Al pueblo de la diócesis de Salamanca, en Alba de Tormes

Después de visitar los monasterios abulenses de la Encarnación y el de san José, y de celebrar la Eucaristía en Ávila, Juan Pablo II se dirigió al pequeño pueblo salmantino de Alba de Tormes, en cuyo Carmelo descalzo, fundado por la Mística Doctora, se veneran su sepulcro y las reliquias incorruptas de su brazo y de su corazón. Por su interés, reproducimos su discurso al pueblo de la diócesis de Salamanca, pronunciado en Alba de Tormes:

Redacción
pueblosalamancaalbatormes

Queridos hermanos y hermanas de Alba de Tormes y de Salamanca:

1. Constituye para mí motivo de especial alegría que las rutas teresianas me lleven a encontrarme hoy con vosotros: el Pastor diocesano, Autoridades y Pueblo de Dios de la diócesis de Salamanca, en esta villa de Alba de Tormes, tan excepcionalmente unida a Santa Teresa de Jesús.

Aquí, en Alba de Tormes, fundó ella el monasterio de la Anunciación; aquí, naciendo a la vida eterna, vio cumplido su anhelo: «Que muero porque no muero»; y aquí sus gentes son depositarias del tesoro de sus sagradas reliquias. Para los albenses, velar las reliquias de la reformadora del Carmelo y venerar a la Santa castellana, constituyen su gloria y orgullo más grandes.

Por esto no podía faltar mi presencia en este lugar, complemento natural de Ávila, como ella lo es de Alba de Tormes, para clausurar oficialmente el año centenario de su muerte. Y hermanados en torno a su figura, veo a las autoridades y pueblo abulenses, como en los actos de esta mañana veía intencionalmente a las autoridades y pueblo albenses.

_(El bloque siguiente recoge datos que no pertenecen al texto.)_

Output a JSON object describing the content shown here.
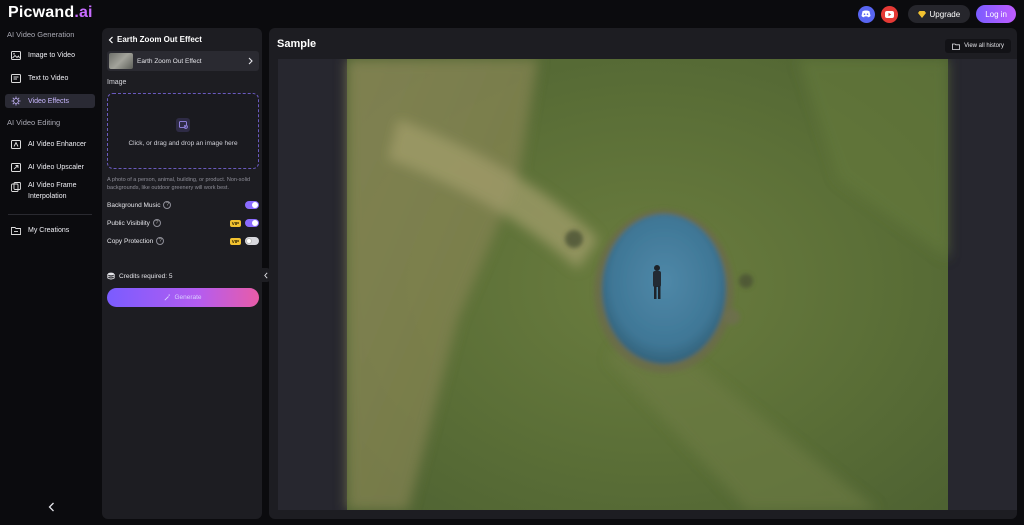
{
  "brand": {
    "name_main": "Picwand",
    "name_accent": ".ai"
  },
  "header": {
    "upgrade_label": "Upgrade",
    "login_label": "Log in"
  },
  "nav": {
    "section_generation": "AI Video Generation",
    "section_editing": "AI Video Editing",
    "items": [
      {
        "label": "Image to Video",
        "icon": "image-icon"
      },
      {
        "label": "Text to Video",
        "icon": "text-icon"
      },
      {
        "label": "Video Effects",
        "icon": "sparkle-icon",
        "active": true
      },
      {
        "label": "AI Video Enhancer",
        "icon": "enhance-icon"
      },
      {
        "label": "AI Video Upscaler",
        "icon": "upscale-icon"
      },
      {
        "label": "AI Video Frame",
        "label2": "Interpolation",
        "icon": "frame-icon"
      },
      {
        "label": "My Creations",
        "icon": "folder-icon"
      }
    ]
  },
  "panel": {
    "title": "Earth Zoom Out Effect",
    "effect_selected": "Earth Zoom Out Effect",
    "image_label": "Image",
    "dropzone_text": "Click, or drag and drop an image here",
    "hint": "A photo of a person, animal, building, or product. Non-solid backgrounds, like outdoor greenery will work best.",
    "toggles": [
      {
        "label": "Background Music",
        "on": true,
        "vip": false
      },
      {
        "label": "Public Visibility",
        "on": true,
        "vip": true
      },
      {
        "label": "Copy Protection",
        "on": false,
        "vip": true
      }
    ],
    "vip_badge": "VIP",
    "credits_text": "Credits required: 5",
    "generate_label": "Generate"
  },
  "sample": {
    "title": "Sample",
    "history_label": "View all history"
  },
  "colors": {
    "accent": "#8b6cff",
    "panel": "#1d1d22",
    "background": "#0b0b0e"
  }
}
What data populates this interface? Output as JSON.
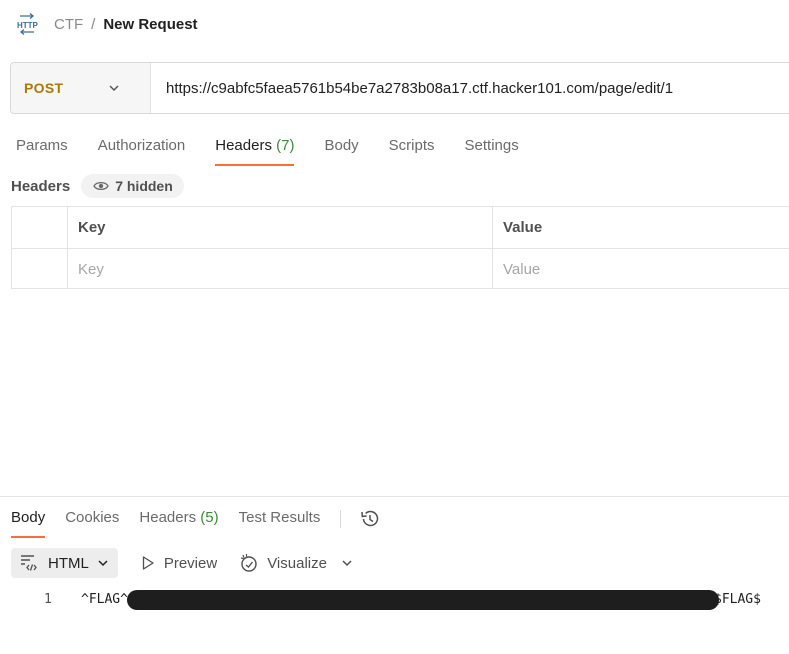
{
  "breadcrumb": {
    "icon": "http-icon",
    "parent": "CTF",
    "separator": "/",
    "current": "New Request"
  },
  "request": {
    "method": "POST",
    "url": "https://c9abfc5faea5761b54be7a2783b08a17.ctf.hacker101.com/page/edit/1"
  },
  "request_tabs": [
    {
      "label": "Params"
    },
    {
      "label": "Authorization"
    },
    {
      "label": "Headers",
      "count": "(7)",
      "active": true
    },
    {
      "label": "Body"
    },
    {
      "label": "Scripts"
    },
    {
      "label": "Settings"
    }
  ],
  "headers_section": {
    "title": "Headers",
    "hidden_label": "7 hidden",
    "columns": {
      "key": "Key",
      "value": "Value"
    },
    "placeholders": {
      "key": "Key",
      "value": "Value"
    }
  },
  "response_tabs": [
    {
      "label": "Body",
      "active": true
    },
    {
      "label": "Cookies"
    },
    {
      "label": "Headers",
      "count": "(5)"
    },
    {
      "label": "Test Results"
    }
  ],
  "response_toolbar": {
    "format": "HTML",
    "preview": "Preview",
    "visualize": "Visualize"
  },
  "response_body": {
    "line_number": "1",
    "text_start": "^FLAG^",
    "text_end": "$FLAG$"
  },
  "colors": {
    "method": "#ad7a03",
    "accent": "#ff6c37",
    "count": "#3a8b3a"
  }
}
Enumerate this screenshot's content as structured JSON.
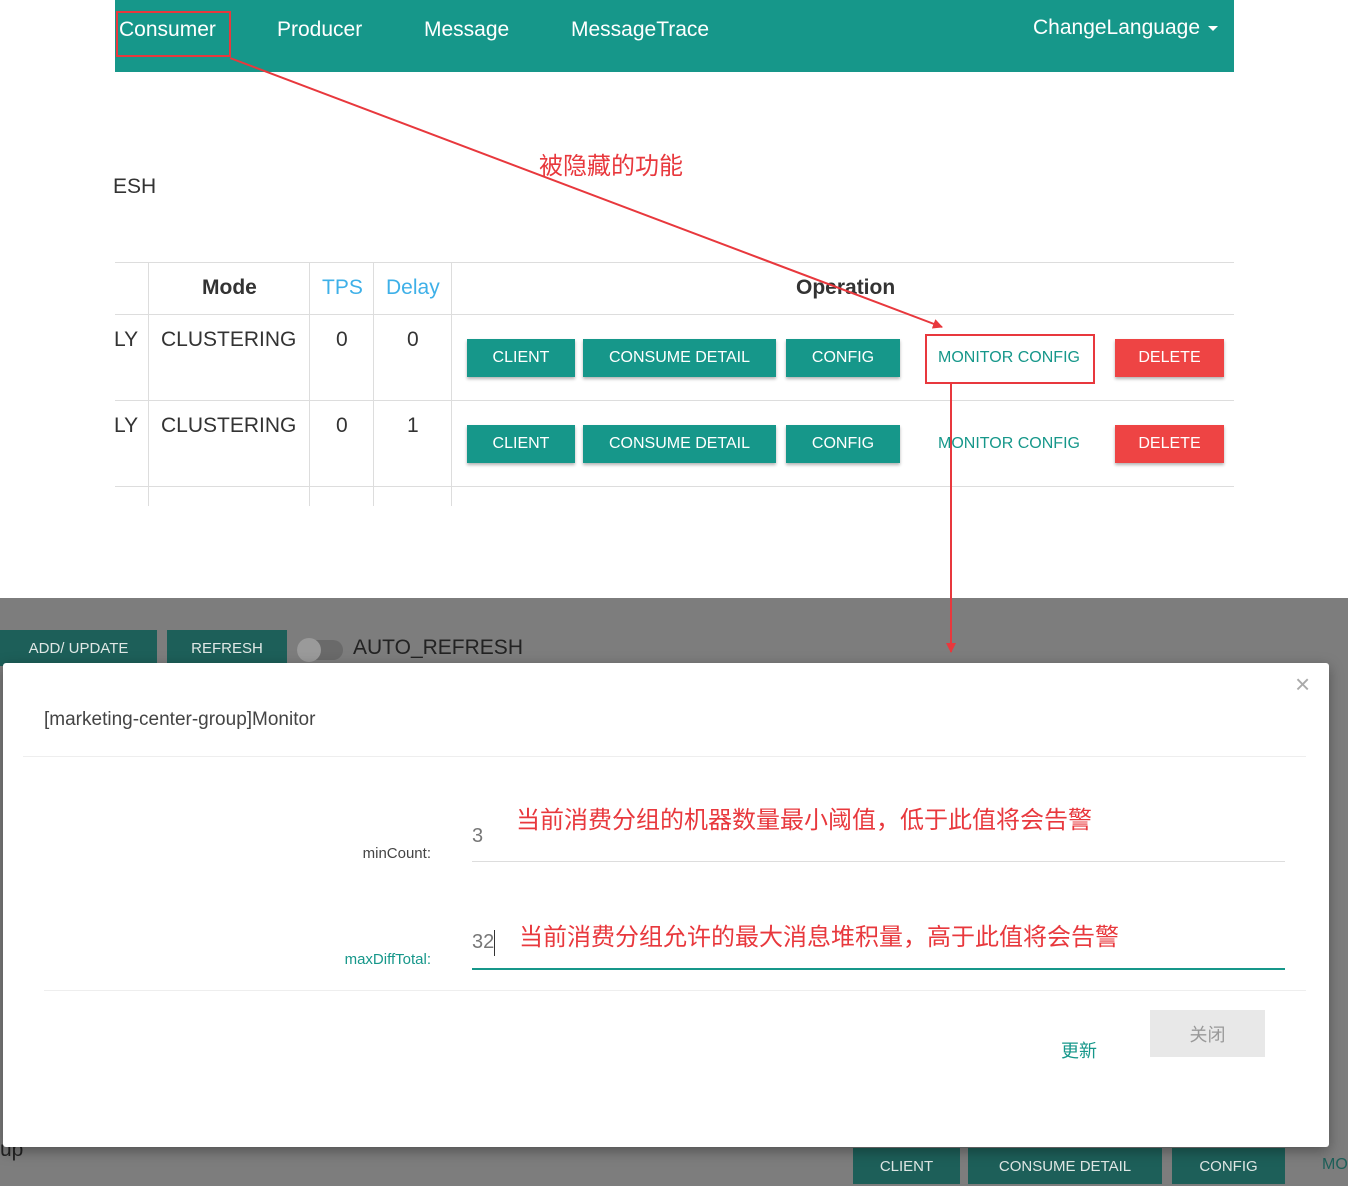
{
  "navbar": {
    "items": [
      "Consumer",
      "Producer",
      "Message",
      "MessageTrace"
    ],
    "change_language": "ChangeLanguage"
  },
  "annotations": {
    "hidden_feature": "被隐藏的功能",
    "min_count_note": "当前消费分组的机器数量最小阈值，低于此值将会告警",
    "max_diff_note": "当前消费分组允许的最大消息堆积量，高于此值将会告警"
  },
  "top_fragment": {
    "refresh_partial": "ESH"
  },
  "table": {
    "headers": {
      "mode": "Mode",
      "tps": "TPS",
      "delay": "Delay",
      "operation": "Operation"
    },
    "rows": [
      {
        "consume_type_partial": "LY",
        "mode": "CLUSTERING",
        "tps": "0",
        "delay": "0"
      },
      {
        "consume_type_partial": "LY",
        "mode": "CLUSTERING",
        "tps": "0",
        "delay": "1"
      }
    ],
    "buttons": {
      "client": "CLIENT",
      "consume_detail": "CONSUME DETAIL",
      "config": "CONFIG",
      "monitor_config": "MONITOR CONFIG",
      "delete": "DELETE"
    }
  },
  "background_page": {
    "add_update": "ADD/ UPDATE",
    "refresh": "REFRESH",
    "auto_refresh": "AUTO_REFRESH",
    "partial_row_text": "up",
    "bottom_client": "CLIENT",
    "bottom_consume_detail": "CONSUME DETAIL",
    "bottom_config": "CONFIG",
    "partial_mo": "MO"
  },
  "modal": {
    "title": "[marketing-center-group]Monitor",
    "close_x": "×",
    "min_count": {
      "label": "minCount:",
      "value": "3"
    },
    "max_diff_total": {
      "label": "maxDiffTotal:",
      "value": "32"
    },
    "update_button": "更新",
    "close_button": "关闭"
  },
  "colors": {
    "primary": "#16978a",
    "danger": "#ee4444",
    "annotation": "#e8383d"
  }
}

Estos encuentros de hoy tienen para mí un particular significado. No podéis imaginaros con qué admiración y cariño me acerco al contexto humano, lingüístico, cultural y religioso de la vida y obra de Santa Teresa de Jesús. Ella, con San Juan de la Cruz, ha sido para mí maestra, inspiración y guía por los caminos del espíritu. En ella encontré siempre estímulo para alimentar y mantener mi libertad interior para Dios y para la causa de la dignidad del hombre.

Tiempos recios

3. Conozco muy bien que estáis pasando tiempos difíciles. Son «tiempos recios», como diría nuestra Santa. Entre otras cosas, la emigración, particularmente de la juventud, ha empobrecido vuestras zonas rurales. Valores, criterios y pautas de conducta contrarios a la fe cristiana han disminuido en algunos el vigor religioso y moral. En estas circunstancias, los cristianos habréis de vivir valientemente vuestra fe, tratando de integrar los criterios y pautas de la civilización actual con las creencias, moralidad y prácticas cristianas.

Por otra parte, la vida de vuestra capital, Salamanca, gira toda ella en torno a la Universidad Pontificia y a la Universidad Civil, continuadoras de la Universidad de Salamanca, de significación universal en la historia de la cultura. Y que, en su momento, proporcionó una feliz síntesis entre la fe cristiana y la vida y cultura humanas: síntesis que tanto echamos hoy de menos. Y que requiere un serio esfuerzo por parte de los responsables.

«Os pido que ensanchéis el alma».

4. Yo os invito a superar estas dificultades apoyándoos en los imperativos del mensaje de Teresa de Jesús; os llamo a que tengáis «ánimos para grandes cosas», como los tuvisteis en el pasado. Pero únicamente en la experiencia teresiana del amor de Dios encontraréis fuerzas y libertad para ellas, «porque no tendrá ánimo para cosas grandes quien no entiende que está favorecido por Dios» (S. Teresa, Vida, 10, 6).

Yo os pido que ensanchéis el alma, que «no apoquéis los deseos». Abríos al futuro. Arriesgaos como Teresa de Jesús, de quien no me resisto a citar estas palabras: «Importa mucho y el todo… una grande y muy determinada determinación de no parar hasta llegar (a la fuente de la vida), venga lo que viniere, suceda lo que sucediere, trabaje lo que trabajare, murmure quien murmurare, siquiera llegue allá, siquiera muera en el camino o no tenga corazón para los trabajos que hay en él, siquiera se hunda el mundo» (Camino de perfección, 35, 2).

Antes de terminar este acto, permitidme saludar con la mayor cordialidad a los hermanos portugueses que han venido hasta aquí a ver al Papa. Ellos devuelven el hermoso gesto eclesial de los tantos españoles que fueron a verme en Fátima. Carísimos: gracias por vuestra visita y afecto que tanto aprecio. Que la Madre común, a quien tanto veneráis en Portugal y en España, os proteja siempre.

Queridos hermanos y hermanas todos: A vosotros y a vuestras familias os doy de corazón la Bendición Apostólica.